The imposition of the hands of the elderhood shows that they came to recognise it, that someone in their midst was a child of prophecy. That would be a very delicate thing and the working out of it would require very much skill and self-judgment and a freedom from personal feeling. It speaks of this young man being able to war the good warfare. There is such a thing as the good warfare. Some of the present difficulties have emphasized the need for persons that can war the good warfare. That means that they are free from feeling, certainly free from personal feeling. They love the truth for the truth’s sake and they are able to speak because of the love of the truth and not out of personal feeling or vindictive or family feeling. They are able to war the good warfare. I suppose all the time the testimony is here there will be the need for such persons.

I just commend those remarks to you that we may pray about them and be concerned each of us as to whether we have yet come up to our parents’ desires in prayer as to us, whether we are as committed as they would like to have seen us be, whether we are really in the testimony. It may be that someone here is a child of prophecy; the Lord will show it sooner or later, but we should envisage the possibility of it. May the Lord help us in His testimony and His service.
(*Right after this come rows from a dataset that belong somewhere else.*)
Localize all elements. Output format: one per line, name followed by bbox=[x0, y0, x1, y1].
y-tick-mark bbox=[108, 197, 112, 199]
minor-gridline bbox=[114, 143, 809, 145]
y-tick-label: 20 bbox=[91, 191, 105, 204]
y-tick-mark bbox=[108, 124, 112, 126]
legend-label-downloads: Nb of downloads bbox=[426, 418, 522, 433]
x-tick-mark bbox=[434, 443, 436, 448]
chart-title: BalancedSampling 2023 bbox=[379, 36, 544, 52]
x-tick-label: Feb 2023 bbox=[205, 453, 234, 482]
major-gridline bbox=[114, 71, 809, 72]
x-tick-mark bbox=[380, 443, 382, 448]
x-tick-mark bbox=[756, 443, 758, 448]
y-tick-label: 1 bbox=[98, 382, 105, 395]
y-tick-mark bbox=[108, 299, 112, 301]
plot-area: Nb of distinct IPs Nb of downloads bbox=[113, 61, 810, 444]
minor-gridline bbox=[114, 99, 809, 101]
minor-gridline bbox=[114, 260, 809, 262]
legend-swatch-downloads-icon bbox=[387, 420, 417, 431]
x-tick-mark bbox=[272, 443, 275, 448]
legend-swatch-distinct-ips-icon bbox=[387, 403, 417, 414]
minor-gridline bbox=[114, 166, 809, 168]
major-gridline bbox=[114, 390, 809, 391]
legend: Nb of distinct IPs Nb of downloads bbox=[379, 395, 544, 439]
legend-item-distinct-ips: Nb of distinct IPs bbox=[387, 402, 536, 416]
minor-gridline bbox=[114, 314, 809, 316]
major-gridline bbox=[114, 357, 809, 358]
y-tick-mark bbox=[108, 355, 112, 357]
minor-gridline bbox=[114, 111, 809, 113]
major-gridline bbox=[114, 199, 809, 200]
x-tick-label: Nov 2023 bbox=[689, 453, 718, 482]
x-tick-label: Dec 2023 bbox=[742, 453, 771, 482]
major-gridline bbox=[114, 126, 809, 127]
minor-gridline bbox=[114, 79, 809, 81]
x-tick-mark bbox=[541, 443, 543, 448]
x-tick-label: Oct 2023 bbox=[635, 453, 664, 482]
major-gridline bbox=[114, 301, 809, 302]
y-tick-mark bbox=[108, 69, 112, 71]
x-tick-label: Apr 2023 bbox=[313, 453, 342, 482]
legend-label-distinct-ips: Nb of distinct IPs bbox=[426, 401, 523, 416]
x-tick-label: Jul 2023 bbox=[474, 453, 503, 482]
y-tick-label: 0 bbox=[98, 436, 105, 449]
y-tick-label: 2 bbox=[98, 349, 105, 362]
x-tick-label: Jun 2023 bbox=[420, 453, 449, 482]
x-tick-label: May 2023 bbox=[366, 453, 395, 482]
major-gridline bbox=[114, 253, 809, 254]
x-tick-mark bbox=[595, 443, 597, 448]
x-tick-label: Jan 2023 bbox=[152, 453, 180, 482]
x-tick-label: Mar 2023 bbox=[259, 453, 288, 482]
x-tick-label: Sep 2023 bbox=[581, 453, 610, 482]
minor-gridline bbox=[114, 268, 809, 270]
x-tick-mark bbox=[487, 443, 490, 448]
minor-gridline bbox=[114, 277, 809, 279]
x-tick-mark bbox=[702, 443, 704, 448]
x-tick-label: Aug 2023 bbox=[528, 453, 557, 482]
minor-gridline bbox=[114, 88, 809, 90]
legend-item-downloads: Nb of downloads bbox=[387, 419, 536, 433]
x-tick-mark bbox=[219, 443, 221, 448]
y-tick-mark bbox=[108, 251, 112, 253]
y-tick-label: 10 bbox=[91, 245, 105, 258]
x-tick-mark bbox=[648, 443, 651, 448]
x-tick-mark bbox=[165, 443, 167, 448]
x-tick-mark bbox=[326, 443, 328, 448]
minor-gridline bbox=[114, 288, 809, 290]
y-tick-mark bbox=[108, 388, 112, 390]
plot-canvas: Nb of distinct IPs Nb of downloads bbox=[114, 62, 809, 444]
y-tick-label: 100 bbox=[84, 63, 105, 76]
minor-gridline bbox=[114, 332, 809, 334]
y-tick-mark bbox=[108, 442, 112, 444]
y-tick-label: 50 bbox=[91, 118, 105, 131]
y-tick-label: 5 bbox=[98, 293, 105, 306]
His testimony is largely the outward thing, His service is what ministers to His heart, and both have been sadly neglected in Christendom at large. There is a need to maintain these things. These persons were all brought forward as meeting the need of the moment and the Lord will not fail in our day to bring persons forward to meet the need of the moment. May each of us understand and fill out our place according to His mind for His name’s sake. Amen.